O Alentejo é um mosaico de culturas, um painel de tradições, um quadro de diferentes colorações, de gente genuína, de gente sofrida, envelhecida, que olha no horizonte, interrogando para além do monte. As planícies, as serras, os rios, a brisa que vêm do mar salgado. O Alentejo que eu amo!

 

Texto e Fotos Firmino Paixão

 

A brancura das flores que salpicam a planície perde-se no horizonte daquela terra campaniça que dá nome à viola. O instrumento, o seu peculiar timbre, com o dedilhar das cordas, não se ouviu, nem era o momento para isso. Em tempos mais remotos, a “campaniça” era a “viola de Beja”, instrumento abandonado pela cultura local, ou pela falta dela, e foi, felizmente, acarinhado, preservado e projetado para os melhores palcos, pelas gentes do cante ao baldão, o cante de improviso, em despiques de intermináveis serões: “Às vezes me ponho eu/ na minha vida a pensar/ quem eu era, quem eu sou/ ao que eu havia de chegar”.

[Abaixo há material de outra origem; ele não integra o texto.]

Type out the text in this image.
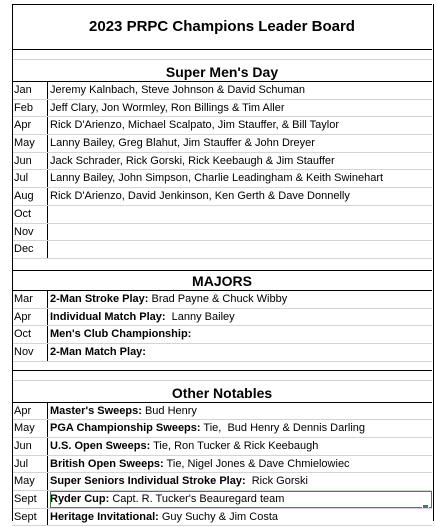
2023 PRPC Champions Leader Board
Super Men's Day
Jan	Jeremy Kalnbach, Steve Johnson & David Schuman
Feb	Jeff Clary, Jon Wormley, Ron Billings & Tim Aller
Apr	Rick D'Arienzo, Michael Scalpato, Jim Stauffer, & Bill Taylor
May	Lanny Bailey, Greg Blahut, Jim Stauffer & John Dreyer
Jun	Jack Schrader, Rick Gorski, Rick Keebaugh & Jim Stauffer
Jul	Lanny Bailey, John Simpson, Charlie Leadingham & Keith Swinehart
Aug	Rick D'Arienzo, David Jenkinson, Ken Gerth & Dave Donnelly
Oct
Nov
Dec
MAJORS
Mar	2-Man Stroke Play: Brad Payne & Chuck Wibby
Apr	Individual Match Play:  Lanny Bailey
Oct	Men's Club Championship:
Nov	2-Man Match Play:
Other Notables
Apr	Master's Sweeps: Bud Henry
May	PGA Championship Sweeps: Tie,  Bud Henry & Dennis Darling
Jun	U.S. Open Sweeps: Tie, Ron Tucker & Rick Keebaugh
Jul	British Open Sweeps: Tie, Nigel Jones & Dave Chmielowiec
May	Super Seniors Individual Stroke Play:  Rick Gorski
Sept	Ryder Cup: Capt. R. Tucker's Beauregard team
Sept	Heritage Invitational: Guy Suchy & Jim Costa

O primeiro dia de primavera ainda tinha poucas horas de existência quando a “Alentejana” partiu de Castro Verde, hoje terra mãe da viola campaniça, coração de uma invulgar biodiversidade. Não se ouviu a viola campaniça, não se cantou ao baldão, mas a cultura do “Campo Branco” está viva. Outrora, e dizemo-lo sem réstia de saudosismo, na Volta ao Alentejo dos tempos antigos, talvez se ouvisse um dedilhar de cordas, ou um despique de cante ao baldão. No Alentejo, há terras onde as coisas acontecem, noutras nem por isso, mas a “primavera no Campo Branco” ainda é o que sempre foi.

O povo de Castro Verde acarinhou a caravana da Volta ao Alentejo. Viu-a partir na direção da vizinha vila de Almodôvar, territórios de subsolo esventrado pelas indústrias, que, felizmente para as suas gentes, dinamizam a economia local e potenciam a oferta de mão de obra. Aliás, o pelotão saiu de Almodôvar, terra de ciclistas com forte tradição na modalidade, contornando a rotunda onde uma imponente estátua homenageia o mineiro, essa nobre e arriscada profissão, nem sempre valorizada. Porém, o pelotão não terá visto, nem as gentes da caravana se terão apercebido, que na vila almodovarense se homenageiam as profissões, di-lo outro imponente monumento de tributo ao sapateiro, outro ainda de fraternidade para com o bombeiro, esses abnegados soldados de paz.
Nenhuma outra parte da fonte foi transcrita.